A linguista Ivani Rodrigues da Silva, professora do curso de Fonoaudiologia, mantido pela Faculdade de Ciências Médicas (FCM) da Unicamp, e que presta serviços ao Cepre (Centro de Estudos e Pesquisas em Reabilitação Prof. Dr. Gabriel Porto), que pertence à própria FCM e atende pessoas surdas e cegas, funcionando como clínica-escola do curso de Fonoaudiologia, conta que, assistindo a uma aula de matemática em uma turma de escola em que havia uma aluna surda, percebeu que ela, embora tivesse muito empenho em participar da mesma forma que os demais colegas ouvintes, era ignorada pela professora, que se sentia desconfortável e sem condições de se comunicar com essa jovem. Com a intervenção de colegas, a professora enfim a chamou para a resolução de um exercício na lousa e deve ter se sentido aliviada pela solução correta, pois certamente não saberia como corrigi-la se fosse necessário. Ao final da aula, desconfiada de que a aluna se revelasse deslocada, em conversa a docente perguntou-lhe se gostava da escola. “Sim, gosto muito”, foi a resposta surpreendente.

Para Ivani, esses dois episódios mostram que professores e escolas precisam estar preparados para atender alunos surdos, oferecendo-lhes metodologias e materiais adequados para que tenham acesso ao conhecimento da mesma forma que os alunos ouvintes, mesmo porque muitas vezes o que o professor fala acaba sendo muito simplificado pela dificuldade da tradução simultânea do conteúdo expresso em uma língua oral (o português) para uma língua visuoespacial (Libras), não possibilitando um bom entendimento. Ignora-se ainda que, apesar da limitação sensorial, esses alunos têm anseios e desejos e são capacitados como qualquer outra pessoa, mas precisam de ajuda para vencer certas barreiras. Episódios desconcertantes como estes revelam o desconhecimento da sociedade, e não apenas dos professores, em relação aos problemas enfrentados pelos surdos que são cidadãos bilíngues, ou seja, aprendem o português como segunda língua, sendo a Libras a primeira.

Foto: Scarpa
Débora Gonçalves Ribeiro Dias durante a apresentação da sua dissertação

Imagine-se a dificuldade desses alunos surdos para compreenderem o conteúdo das diferentes disciplinas escolares quando submetidos a um sistema de educação excludente, pela ausência de metodologias adequadas e sem contarem, como em geral se verifica, com a Libras como língua de instrução.  Conscientes da complexidade desse aprendizado, esses dois professores da Unicamp, de áreas tão diversas, em um trabalho multidisciplinar, vêm se dedicando há anos em desenvolver ferramentas que possam pavimentar o caminho percorrido por esses estudantes, de forma a diminuir o número de barreiras a serem por eles vencidas.

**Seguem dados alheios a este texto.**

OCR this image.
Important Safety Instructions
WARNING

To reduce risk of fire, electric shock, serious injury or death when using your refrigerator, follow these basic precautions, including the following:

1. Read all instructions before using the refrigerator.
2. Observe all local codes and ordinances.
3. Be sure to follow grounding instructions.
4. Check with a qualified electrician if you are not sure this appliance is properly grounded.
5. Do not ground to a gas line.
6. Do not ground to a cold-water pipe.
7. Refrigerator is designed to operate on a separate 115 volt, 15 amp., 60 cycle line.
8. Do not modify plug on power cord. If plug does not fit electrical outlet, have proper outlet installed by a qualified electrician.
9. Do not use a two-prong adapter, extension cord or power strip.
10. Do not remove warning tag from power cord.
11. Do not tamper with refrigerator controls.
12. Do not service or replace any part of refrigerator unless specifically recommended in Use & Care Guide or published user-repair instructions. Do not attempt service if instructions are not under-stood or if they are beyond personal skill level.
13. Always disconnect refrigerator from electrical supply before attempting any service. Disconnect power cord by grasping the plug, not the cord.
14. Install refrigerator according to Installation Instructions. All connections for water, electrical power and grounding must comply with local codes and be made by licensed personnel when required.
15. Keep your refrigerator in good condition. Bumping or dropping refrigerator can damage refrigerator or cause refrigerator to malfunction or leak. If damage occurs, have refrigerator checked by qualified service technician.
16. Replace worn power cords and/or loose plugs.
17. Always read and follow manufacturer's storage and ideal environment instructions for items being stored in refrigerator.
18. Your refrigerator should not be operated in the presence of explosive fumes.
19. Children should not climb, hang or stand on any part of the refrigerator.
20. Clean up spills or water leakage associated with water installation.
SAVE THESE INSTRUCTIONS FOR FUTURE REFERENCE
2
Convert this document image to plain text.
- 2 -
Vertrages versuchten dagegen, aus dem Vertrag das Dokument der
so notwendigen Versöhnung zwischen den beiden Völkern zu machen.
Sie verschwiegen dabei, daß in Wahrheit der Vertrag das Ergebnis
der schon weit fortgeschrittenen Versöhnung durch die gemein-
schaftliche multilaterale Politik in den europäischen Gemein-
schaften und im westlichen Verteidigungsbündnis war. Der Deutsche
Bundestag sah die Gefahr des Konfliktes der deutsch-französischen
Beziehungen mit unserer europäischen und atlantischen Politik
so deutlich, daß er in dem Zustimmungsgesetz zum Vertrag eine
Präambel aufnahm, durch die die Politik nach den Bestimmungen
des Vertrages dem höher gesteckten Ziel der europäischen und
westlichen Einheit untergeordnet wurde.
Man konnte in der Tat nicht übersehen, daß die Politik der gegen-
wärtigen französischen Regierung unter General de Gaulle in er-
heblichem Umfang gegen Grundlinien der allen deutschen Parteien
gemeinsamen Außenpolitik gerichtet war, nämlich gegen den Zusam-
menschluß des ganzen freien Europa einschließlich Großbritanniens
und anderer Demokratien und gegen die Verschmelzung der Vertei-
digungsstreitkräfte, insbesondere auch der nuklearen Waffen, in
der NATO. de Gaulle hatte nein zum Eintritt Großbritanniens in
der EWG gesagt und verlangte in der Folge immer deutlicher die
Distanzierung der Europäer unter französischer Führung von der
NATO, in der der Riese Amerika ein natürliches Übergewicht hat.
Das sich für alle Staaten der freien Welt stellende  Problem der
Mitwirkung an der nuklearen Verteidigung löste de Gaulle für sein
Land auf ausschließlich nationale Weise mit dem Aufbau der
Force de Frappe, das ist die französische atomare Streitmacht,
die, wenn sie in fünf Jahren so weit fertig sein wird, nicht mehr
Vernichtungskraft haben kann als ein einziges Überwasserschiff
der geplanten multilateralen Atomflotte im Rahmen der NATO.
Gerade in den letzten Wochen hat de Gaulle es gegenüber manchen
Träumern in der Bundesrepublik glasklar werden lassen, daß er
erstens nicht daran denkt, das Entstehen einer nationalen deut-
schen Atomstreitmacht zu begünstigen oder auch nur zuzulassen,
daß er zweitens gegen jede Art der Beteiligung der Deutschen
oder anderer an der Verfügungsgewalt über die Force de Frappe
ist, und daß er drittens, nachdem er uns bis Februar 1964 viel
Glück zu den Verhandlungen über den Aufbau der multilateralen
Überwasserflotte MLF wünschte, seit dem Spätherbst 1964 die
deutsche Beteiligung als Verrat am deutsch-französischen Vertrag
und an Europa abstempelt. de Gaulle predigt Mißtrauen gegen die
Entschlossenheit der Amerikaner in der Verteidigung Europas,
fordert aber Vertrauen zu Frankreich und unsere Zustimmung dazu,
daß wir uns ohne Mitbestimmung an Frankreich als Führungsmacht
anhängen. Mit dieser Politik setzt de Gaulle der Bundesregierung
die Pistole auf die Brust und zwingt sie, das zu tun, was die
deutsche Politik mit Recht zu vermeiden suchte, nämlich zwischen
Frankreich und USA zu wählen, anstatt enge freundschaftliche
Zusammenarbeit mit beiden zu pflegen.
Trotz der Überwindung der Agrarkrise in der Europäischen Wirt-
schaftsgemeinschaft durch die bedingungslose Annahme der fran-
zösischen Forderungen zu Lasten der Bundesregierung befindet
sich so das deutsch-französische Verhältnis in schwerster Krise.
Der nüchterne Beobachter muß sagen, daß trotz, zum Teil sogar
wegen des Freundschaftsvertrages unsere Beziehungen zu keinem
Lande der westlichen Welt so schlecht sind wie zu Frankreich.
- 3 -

A ideia de utilizar um avatar que sinalizasse Libras surgiu em 2005, por ocasião de uma palestra que o professor José Mario, que tinha trabalhos envolvendo leitura labial, havia proferido, a convite, para um grupo de pesquisadores da FFLCH/USP envolvidos com questões da surdez e das línguas de sinais. A consolidação da primeira versão do avatar se deu em 2012 no bojo de uma tese de doutorado por ele orientada. Neste contexto, avatar corresponde à transposição da imagem de um indivíduo para um corpo virtual, ou seja, para uma figura criada à imagem do usuário, permitindo sua personalização no computador. Trata-se de um modelo tridimensional computadorizado que permite criar uma representação de um interprete virtual da Libras. A parceria entre os docentes remonta dessa época.


A dissertação

Em 2015, os docentes passaram a orientar conjuntamente a dissertação de mestrado da surda Débora Gonçalves Ribeiro Dias, graduada em pedagogia e licenciada em letras com habilitação em Libras pela Universidade Federal de Santa Catarina (UFSC), em Florianópolis, e que desde 2011 passara a lecionar na área de Libras na Universidade Federal Tecnológica do Paraná (UTFPR), campus Cornélio Procópio.  Ela foi a primeira aluna surda admitida no mestrado da FCM da Unicamp.

A pesquisadora se propôs a investigar como os alunos surdos compreendem a tradução de uma atividade de livro de ciências do terceiro ano do ensino fundamental apresentada por um avatar sinalizador da Libras. Trata-se de uma pesquisa qualitativa que busca verificar se os avatares de língua de sinais são adequados para traduzir a língua portuguesa para Libras. O trabalho teve como objetivo avaliar, através de um estudo de caso, se o uso de avatares pode facilitar a compreensão de alunos surdos de conteúdos de textos escolares e se esse recurso tem potencial para ajudar o aluno surdo a compreender melhor a língua portuguesa na modalidade escrita, uma das dificuldades que esse estudante tem.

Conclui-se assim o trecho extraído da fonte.